Mid-Missouri

Peaceworks

Working towards peace and sustainability

Climate Sez: Waste Not!

Hello friends,

This message is addressed to all Columbia residents concerned about the environment and, in particular, about climate change.

Columbia is currently seeking citizen input as to which direction we should head regarding refuse collection. While much of the discussion centers on whether or not to switch to roll carts, there is much more at stake in terms of the climate. We expound on this below and hope you will read it.
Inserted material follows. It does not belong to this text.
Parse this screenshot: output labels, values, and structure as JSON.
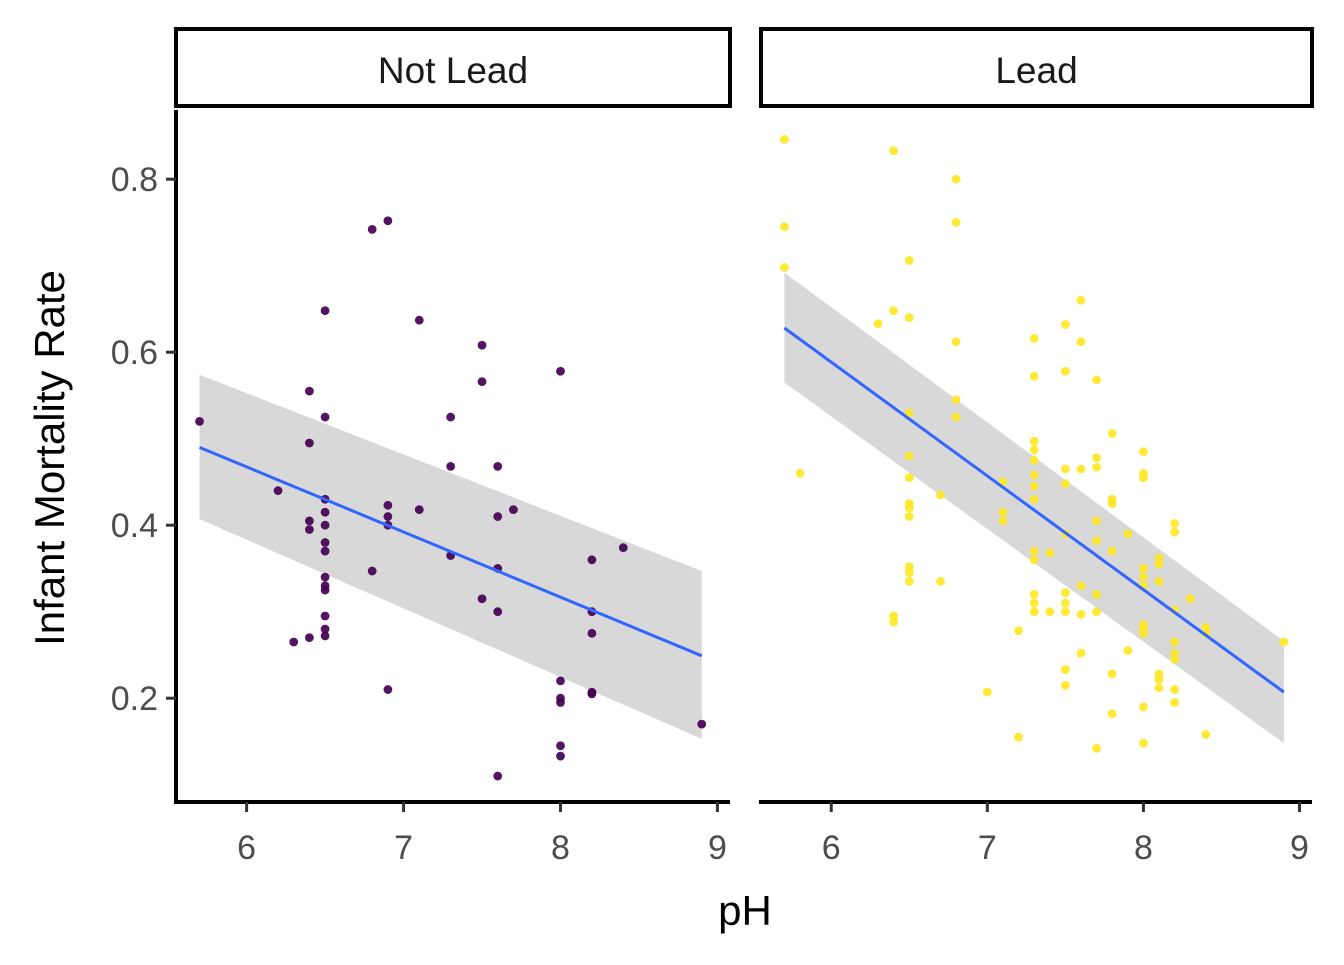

We also hope you will take the opportunity to have input into the process. You can do this in several ways including:  1) Attending and speaking at a public input meeting to be held at the ARC 6-8 p.m., Tuesday, Jan. 31. 2) Taking a survey the City has put together that can be accessed if you CLICK HERE. and 3) Contacting the City Council sharing your thoughts. Their contact info is available if you CLICK HERE.  

Below you will find some of Peaceworks’ thoughts as to how to address this. We also welcome your feedback on this. And, of course, please feel free to share this.


Waste Minimization: The Climate Imperative.

The City of Columbia has made a commitment to address the existential threat represented by climate change. To do this, we—as a city and as individuals—need to reduce greenhouse gas (GHG) emissions by one-half this decade and work to get to zero emissions as soon as possible. Waste minimization has a major role to play in allowing us to meet this necessary goal.

While many are eager to debate roll carts vs. trash bags, too few Columbians today are addressing the climate implications of our solid waste choices, despite the fact that the City Council, in adopting the Climate Action and Adaptation Plan (CAAP), recognized the necessity of considering the climate implications of all policy decisions.

As the North Carolina Dept. of Environmental Quality shares via their website: “Greenhouse gas emissions (GHGs) are embodied in the materials and products we use every day – our food, clothes, cell phones and computers, purchases and packaging, the materials used to build our homes. Extracting raw materials to make new products uses large amounts of energy, which comes from burning fossil fuels. Energy produced from the combustion of fossil fuels releases carbon dioxide and other GHGs that cause climate change into the atmosphere. 

“The U.S. Environmental Protection Agency has estimated that 42 percent of total U.S. GHG emissions are associated with materials management through the provision of goods and food produced in the United States. Reducing consumption, recycling, and composting leads to significant reductions in GHG emissions.”

Regarding the issue at hand, Peaceworks is not currently taking a position on roll carts vs. trash bags on the curb. Rather, we are urging the City to embrace a set of policies that ensures that, whatever plan Columbia ends up adopting, will incorporate incentives to reduce waste generation and to increase diversion through promoting re-thinking, reuse, repurposing, recycling and composting.

A critical component of such a plan is Pay As You Throw (PAYT). Whatever plan we adopt must require those who generate more waste to pay more, which is consistent with what we do for electricity, water, sewage, gas, etc. Just as we meter these other utilities, we need a system that charges more to those who are sending more to the landfill. Or looked at another way, rewards those who make the effort to divert as much as possible of what’s currently going to the landfill. This can be done through not buying these so-called “disposable” items or their packaging in the first place or through reusing and repurposing things currently being sent to the landfill, or through recycling and composting.

Whatever means of refuse collection the City adopts needs to be seen as just one part of the solution to waste problems. The plan must be complemented by a city-wide educational effort to raise awareness as to the urgent need for all of us to reduce our contribution to what gets landfilled. The failure to lay all this out contributed to the failure to support the logo-bag modified PAYT system.

We need to explain to our fellow residents not just the mechanics of the system, but also the rationale for waste minimization. This effort needs to go beyond just articles in City Source or social media posts and emails from the Office of Sustainability, as important as these are. We need to reach out through houses of worship, through our children’s schools, through neighborhood associations, through our colleges and the University, and through other community groups and events. Outreach tables at public gatherings and festivals reach many who otherwise are not being reached.

Just as the attack on Pearl Harbor at the beginning of World War II united the country in a recognition of the existential threat the country was facing, and led to the embrace of many changes that impacted our entire society (including the wartime need to recycle), so today we must recognize the threat to our lives and those of our progeny, and take action to address the threat.

The fact that the city is likely embarking on a new system for waste collection provides an excellent opportunity to reach out to all our fellow residents and make them more aware of the nature of the Climate Emergency we are facing and explaining some of the solutions. We, at Peaceworks, are hopeful that our community will rise to the challenge and take effective action, setting an example for neighboring communities to emulate.